If `|(1,3,9),(1,x,x^2),(4,6,9)|=0` then

To solve the problem, we need to find the value of \( x \) such that the determinant \[ \begin{vmatrix} 1 & 3 & 9 \\ 1 & x & x^2 \\ 4 & 6 & 9 \end{vmatrix} = 0. \] ### Step 1: Expand the Determinant We will expand the determinant using the first row (R1): \[ \text{Det} = 1 \cdot \begin{vmatrix} x & x^2 \\ 6 & 9 \end{vmatrix} - 3 \cdot \begin{vmatrix} 1 & x^2 \\ 4 & 9 \end{vmatrix} + 9 \cdot \begin{vmatrix} 1 & x \\ 4 & 6 \end{vmatrix}. \] ### Step 2: Calculate the 2x2 Determinants Now we will calculate each of the 2x2 determinants: 1. For the first determinant: \[ \begin{vmatrix} x & x^2 \\ 6 & 9 \end{vmatrix} = x \cdot 9 - x^2 \cdot 6 = 9x - 6x^2. \] 2. For the second determinant: \[ \begin{vmatrix} 1 & x^2 \\ 4 & 9 \end{vmatrix} = 1 \cdot 9 - x^2 \cdot 4 = 9 - 4x^2. \] 3. For the third determinant: \[ \begin{vmatrix} 1 & x \\ 4 & 6 \end{vmatrix} = 1 \cdot 6 - x \cdot 4 = 6 - 4x. \] ### Step 3: Substitute Back into the Determinant Expression Now substitute these back into the determinant expression: \[ \text{Det} = 1(9x - 6x^2) - 3(9 - 4x^2) + 9(6 - 4x). \] ### Step 4: Simplify the Expression Expanding the expression gives: \[ = 9x - 6x^2 - 27 + 12x^2 + 54 - 36x. \] Combining like terms: \[ = (-6x^2 + 12x^2) + (9x - 36x) + (-27 + 54). \] This simplifies to: \[ = 6x^2 - 27x + 27. \] ### Step 5: Set the Determinant to Zero Now we set the determinant equal to zero: \[ 6x^2 - 27x + 27 = 0. \] ### Step 6: Solve the Quadratic Equation We can simplify this equation by dividing everything by 3: \[ 2x^2 - 9x + 9 = 0. \] Next, we will use the quadratic formula \( x = \frac{-b \pm \sqrt{b^2 - 4ac}}{2a} \): Here, \( a = 2 \), \( b = -9 \), and \( c = 9 \).

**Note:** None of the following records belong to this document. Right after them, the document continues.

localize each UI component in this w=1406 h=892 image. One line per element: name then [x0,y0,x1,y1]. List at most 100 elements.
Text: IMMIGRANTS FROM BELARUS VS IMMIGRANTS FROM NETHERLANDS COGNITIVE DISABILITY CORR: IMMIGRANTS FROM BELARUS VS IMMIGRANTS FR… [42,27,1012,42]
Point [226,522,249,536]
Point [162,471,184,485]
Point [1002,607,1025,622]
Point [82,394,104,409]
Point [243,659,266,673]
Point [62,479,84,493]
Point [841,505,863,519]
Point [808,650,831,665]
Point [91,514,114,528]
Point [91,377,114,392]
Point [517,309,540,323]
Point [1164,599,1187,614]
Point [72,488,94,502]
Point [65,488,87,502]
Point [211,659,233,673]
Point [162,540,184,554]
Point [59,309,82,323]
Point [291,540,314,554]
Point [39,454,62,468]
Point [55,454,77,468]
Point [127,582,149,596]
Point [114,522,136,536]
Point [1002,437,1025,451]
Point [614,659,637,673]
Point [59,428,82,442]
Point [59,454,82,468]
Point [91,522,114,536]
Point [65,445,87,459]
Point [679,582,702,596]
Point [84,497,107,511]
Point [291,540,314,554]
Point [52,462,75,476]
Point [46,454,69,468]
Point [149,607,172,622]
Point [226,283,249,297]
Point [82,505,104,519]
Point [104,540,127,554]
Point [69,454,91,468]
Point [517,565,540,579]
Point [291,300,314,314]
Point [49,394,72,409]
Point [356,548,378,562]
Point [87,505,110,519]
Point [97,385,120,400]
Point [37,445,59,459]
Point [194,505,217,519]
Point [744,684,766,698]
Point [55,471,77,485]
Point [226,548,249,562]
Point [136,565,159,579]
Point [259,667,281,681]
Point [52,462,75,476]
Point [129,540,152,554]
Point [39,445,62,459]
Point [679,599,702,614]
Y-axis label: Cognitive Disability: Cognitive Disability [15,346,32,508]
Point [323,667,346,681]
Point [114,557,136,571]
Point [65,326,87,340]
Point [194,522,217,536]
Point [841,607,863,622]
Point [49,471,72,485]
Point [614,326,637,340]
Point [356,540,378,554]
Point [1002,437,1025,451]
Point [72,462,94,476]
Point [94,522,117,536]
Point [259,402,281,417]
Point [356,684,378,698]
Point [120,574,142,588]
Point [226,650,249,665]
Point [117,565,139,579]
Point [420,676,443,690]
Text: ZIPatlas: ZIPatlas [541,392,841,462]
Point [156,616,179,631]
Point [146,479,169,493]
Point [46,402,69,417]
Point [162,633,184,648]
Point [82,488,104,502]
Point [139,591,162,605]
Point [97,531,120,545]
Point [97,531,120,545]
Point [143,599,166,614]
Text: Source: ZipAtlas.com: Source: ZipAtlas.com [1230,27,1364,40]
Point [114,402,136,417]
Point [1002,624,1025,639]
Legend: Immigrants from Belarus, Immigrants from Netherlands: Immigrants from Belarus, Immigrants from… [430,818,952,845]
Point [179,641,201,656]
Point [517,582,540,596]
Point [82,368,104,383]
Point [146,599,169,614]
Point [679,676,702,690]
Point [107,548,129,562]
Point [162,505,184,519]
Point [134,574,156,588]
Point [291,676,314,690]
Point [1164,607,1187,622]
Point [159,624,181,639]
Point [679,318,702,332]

Calculating the discriminant: \[ b^2 - 4ac = (-9)^2 - 4 \cdot 2 \cdot 9 = 81 - 72 = 9. \] Now substituting into the quadratic formula: \[ x = \frac{9 \pm \sqrt{9}}{2 \cdot 2} = \frac{9 \pm 3}{4}. \] This gives us two solutions: 1. \( x = \frac{12}{4} = 3 \) 2. \( x = \frac{6}{4} = \frac{3}{2} \) ### Final Answer The values of \( x \) are \( x = 3 \) and \( x = \frac{3}{2} \).